Perdóname, amado mío, perdóname; no fui capaz de mirar la delicada danza que te arrebató de mí; escucho tu suspiro como el eco del viento que ahora me guía para meditar: el dolor me partió con la fuerza de un rayo que quiebra el roble y, tus ojitos tristes de despedida, los míos… Había llegado el día; te ibas; la impotencia me constriñó el pecho hasta hacerlo reventar… Te habías ido; ¿lo habías hecho?
¿Has soñado conmigo? ¿Ves mi rostro entre las nubes? ¿Percibes mi aroma en el bardo? Dime, alma mía, si todavía sabes quién soy; dime si reconoces mi voz; dime, hijito mío, si recuerdas las canciones con las que te dormía; dime si recuerdas la forma en la que nos mirábamos al caminar; dime si recuerdas cómo me mirabas al dormir; dime si recuerdas que, al abrir los ojos, yo siempre estaba ahí; dime si recuerdas cómo tu mente y la mía eran unidad; dime, preciosísimo hijo, si recuerdas cómo me cuidaste a mí… Sólo dime, corazón.
Toma esa materia enferma, aura de mi alma; mira cómo no eras tú; mira cómo la materia se reparó; mira cómo se separó; siente cómo el dolor se evaporó; vuela sobre tu aliento hasta la luz… No; no voltees hacia la lejana vera, querido niño, que ahí estaré; no tengas miedo; déjalo ir; extenso y libre como el universo; abárcalo todo y considérame también… Duérmete en el firmamento; duerme sabiéndote interminablemente amado; duerme con las caricias de mis manos, llévate su calor; arde como lo has hecho, luminosa estrella del cosmos.

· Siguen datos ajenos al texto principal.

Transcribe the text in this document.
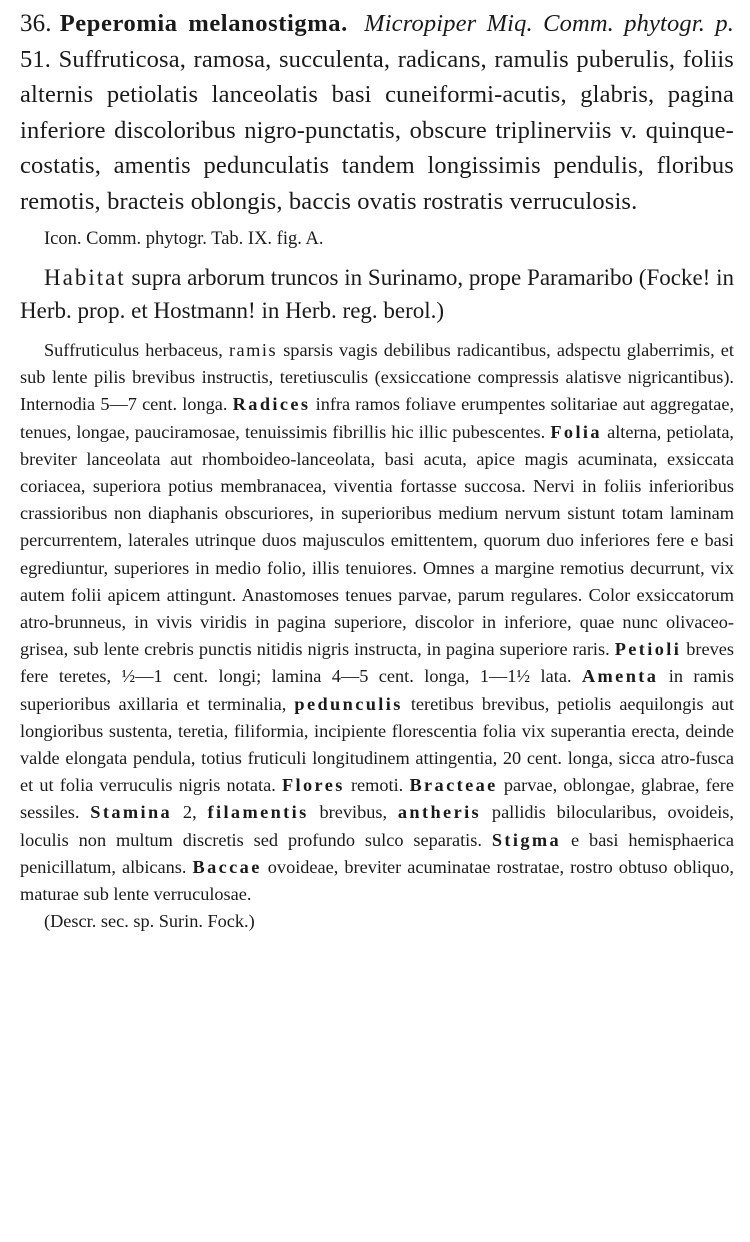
36. Peperomia melanostigma. Micropiper Miq. Comm. phytogr. p. 51. Suffruticosa, ramosa, succulenta, radicans, ramulis puberulis, foliis alternis petiolatis lanceolatis basi cuneiformi-acutis, glabris, pagina inferiore discoloribus nigro-punctatis, obscure triplinerviis v. quinque-costatis, amentis pedunculatis tandem longissimis pendulis, floribus remotis, bracteis oblongis, baccis ovatis rostratis verruculosis.

Icon. Comm. phytogr. Tab. IX. fig. A.

Habitat supra arborum truncos in Surinamo, prope Paramaribo (Focke! in Herb. prop. et Hostmann! in Herb. reg. berol.)

Suffruticulus herbaceus, ramis sparsis vagis debilibus radicantibus, adspectu glaberrimis, et sub lente pilis brevibus instructis, teretiusculis (exsiccatione compressis alatisve nigricantibus). Internodia 5—7 cent. longa. Radices infra ramos foliave erumpentes solitariae aut aggregatae, tenues, longae, pauciramosae, tenuissimis fibrillis hic illic pubescentes. Folia alterna, petiolata, breviter lanceolata aut rhomboideo-lanceolata, basi acuta, apice magis acuminata, exsiccata coriacea, superiora potius membranacea, viventia fortasse succosa. Nervi in foliis inferioribus crassioribus non diaphanis obscuriores, in superioribus medium nervum sistunt totam laminam percurrentem, laterales utrinque duos majusculos emittentem, quorum duo inferiores fere e basi egrediuntur, superiores in medio folio, illis tenuiores. Omnes a margine remotius decurrunt, vix autem folii apicem attingunt. Anastomoses tenues parvae, parum regulares. Color exsiccatorum atro-brunneus, in vivis viridis in pagina superiore, discolor in inferiore, quae nunc olivaceo-grisea, sub lente crebris punctis nitidis nigris instructa, in pagina superiore raris. Petioli breves fere teretes, ½—1 cent. longi; lamina 4—5 cent. longa, 1—1½ lata. Amenta in ramis superioribus axillaria et terminalia, pedunculis teretibus brevibus, petiolis aequilongis aut longioribus sustenta, teretia, filiformia, incipiente florescentia folia vix superantia erecta, deinde valde elongata pendula, totius fruticuli longitudinem attingentia, 20 cent. longa, sicca atro-fusca et ut folia verruculis nigris notata. Flores remoti. Bracteae parvae, oblongae, glabrae, fere sessiles. Stamina 2, filamentis brevibus, antheris pallidis bilocularibus, ovoideis, loculis non multum discretis sed profundo sulco separatis. Stigma e basi hemisphaerica penicillatum, albicans. Baccae ovoideae, breviter acuminatae rostratae, rostro obtuso obliquo, maturae sub lente verruculosae.
(Descr. sec. sp. Surin. Fock.)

Escúchame bien, cielito: la materialidad es una parte sesgada, artificial y conveniente de una imagen del mundo occidental: yo puedo ver cómo me estás mirando; puedo sentirte junto a mí; percibo cómo me prestas atención; no te has ido; no te vas a ir en su completud; vamos andando juntos; sigamos caminando que no te caerás; no te detengas porque me veas llorar; lo que nos une no se quebrará.
Sabe bien que cuando deje de palpitar, juntarán tus restos con los míos; seremos una envoltura una vez más; serviremos como el abono de otra vitalidad y nos encontraremos en la tangibilidad: hoy seguiremos liados en la inmaterialidad; mañana alcanzaremos juntos lo más alto de la perpetuidad sin principio ni final.
¿Lo has visto ya? Te hemos honrado con tu primer altar; no existe concepto que me convenza de lo que es el final; sé que lo has visto edificar; sé que estás por acercarte para recordar el sabor de la vida material; come tu comida, vida mía, recuerda lo que más te hacía vibrar… Arcoíris de mis días lluviosos, yo me tengo que quedar por tu hermano espiritual; verás, además, que no dejaré aquí las cosas igual; más te vamos a alcanzar; vendrás por nosotros y nos guiarás hasta el Mictlán; volveremos a ser los tres en la infinidad y brillarás; mi hijito de luz, te veré brillar.
Que recordar a nuestros muertos amorosamente y desde la belleza rica y profunda de las tradiciones propias, sea una constante eterna en México y Latinoamérica.